Search code examples
amazon-web-servicesamazon-sqsapache-kafka

Kafka or SNS or something else?


Sorry if it is a newbie question. But I'm trying to understand what should I use. As far as I understand Kafka is :

Apache Kafka is a distributed publish-subscribe messaging system.

And SNS is also pub/sub system.

My goal is to use some queue messaging system on AWS with application that will be distributed over few servers (By the way the main language is Python). And because it is on amazon, my first thought was to use SNS and SQS. But then I saw a lot of people using Kafka on AWS. What are the advantages of one over another?


Solution

  • The use-cases for Kafka and Amazon SQS/Amazon SNS are quite different.

    Kafka, as you wrote, is a distributed publish-subscribe system. It is designed for very high throughput, processing thousands of messages per second. Of course you need to setup and cluster it for yourself. It supports multiple readers, which may "catch up" with the stream of messages at any point (well, as long as the messages are still on disk). You can use it both as a queue (using consumer groups) and as a topic.

    An important characteristic is that you cannot selectively acknowledge messages as "processed"; the only option is acknowledging all messages up to a certain offset.

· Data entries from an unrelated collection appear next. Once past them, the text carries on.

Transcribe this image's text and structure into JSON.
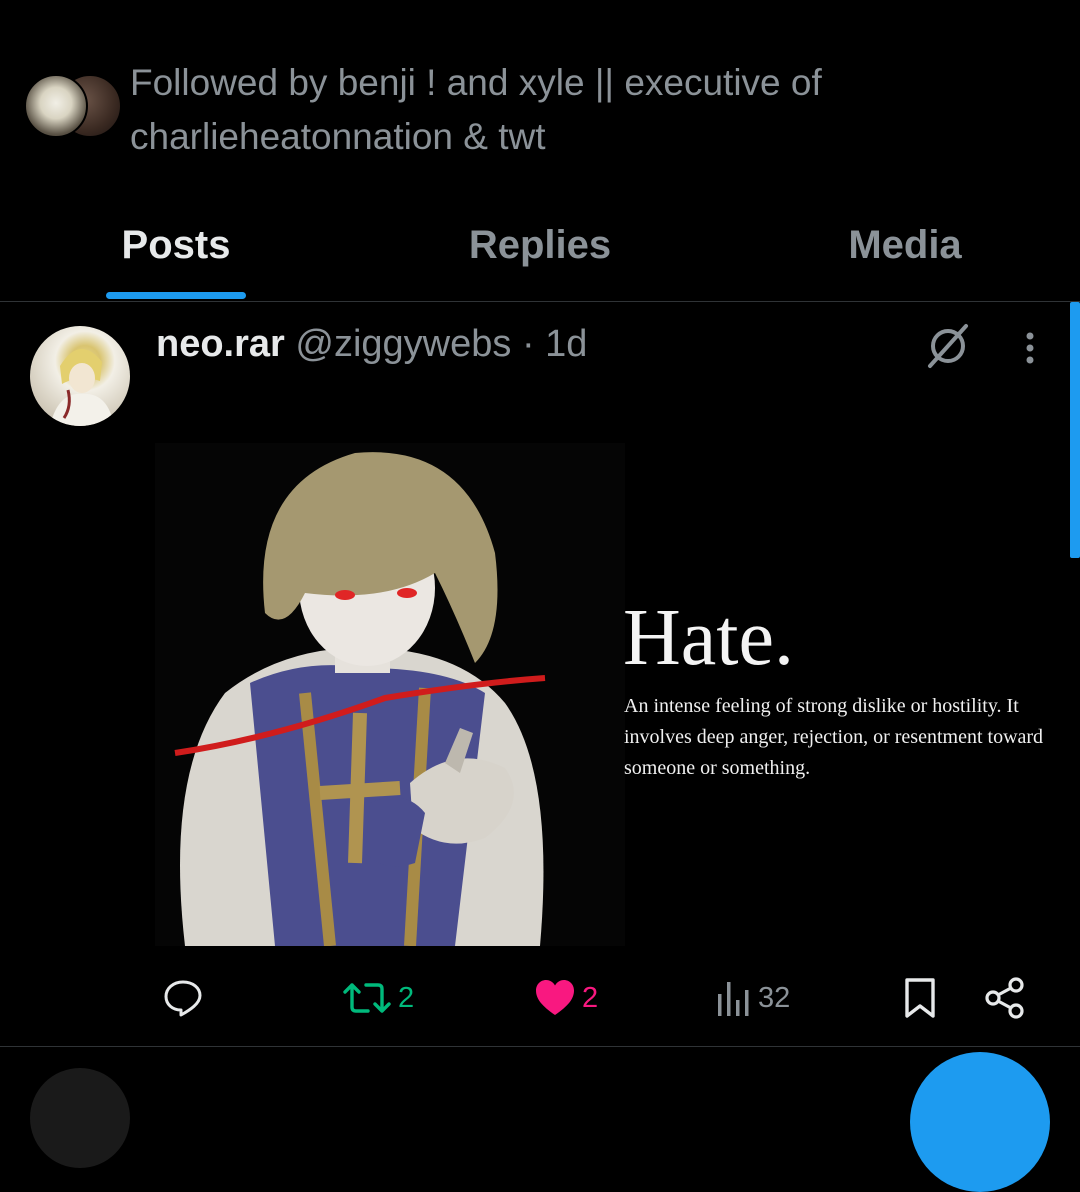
{
  "followed": {
    "text": "Followed by benji ! and xyle || executive of charlieheatonnation & twt"
  },
  "tabs": [
    {
      "label": "Posts",
      "active": true
    },
    {
      "label": "Replies",
      "active": false
    },
    {
      "label": "Media",
      "active": false
    }
  ],
  "post": {
    "author_name": "neo.rar",
    "author_meta": "@ziggywebs · 1d",
    "media": {
      "title": "Hate.",
      "definition": "An intense feeling of strong dislike or hostility. It involves deep anger, rejection, or resentment toward someone or something."
    },
    "actions": {
      "reposts": "2",
      "likes": "2",
      "views": "32"
    }
  },
  "colors": {
    "accent": "#1d9bf0",
    "repost": "#00ba7c",
    "like": "#f91880",
    "muted": "#8b9298"
  },
  "icons": {
    "grok": "grok-icon",
    "more": "more-vertical-icon",
    "reply": "reply-icon",
    "repost": "repost-icon",
    "like": "heart-filled-icon",
    "views": "views-icon",
    "bookmark": "bookmark-icon",
    "share": "share-icon"
  }
}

    SQS/SNS on the other hand:

    • no setup/no maintenance
    • either a queue (SQS) or a topic (SNS)
    • various limitations (on size, how long a message lives, etc)
    • limited throughput: you can do batch and concurrent requests, but still achieving high throughputs would be expensive
    • Regarding duplication of messages: SQS Standard queue guarantees at least-once delivery, however you can avoid retrieval of duplicate messages by setting visibility timeout on the queue. For SQS FIFO queue, message to be received is exactly-once and if you want to control sending same message again, you can do it using the deduplication id and the default time is 5 minutes before sending another one. SNS is designed to send same message across multiple consumers and it is similar to SQS Standard in case of replication of messages.
    • SNS and SQS have the option to send failed messages to dead letter queues out of the box and you can redrive the messages out of the queue when ready.
    • SNS has notifications for email, SMS, SQS, HTTP built-in. With Kafka, you would probably have to code it yourself
    • no "message stream" concept

    So overall I would say SQS/SNS are well suited for simpler tasks and workloads with a lower volume of messages.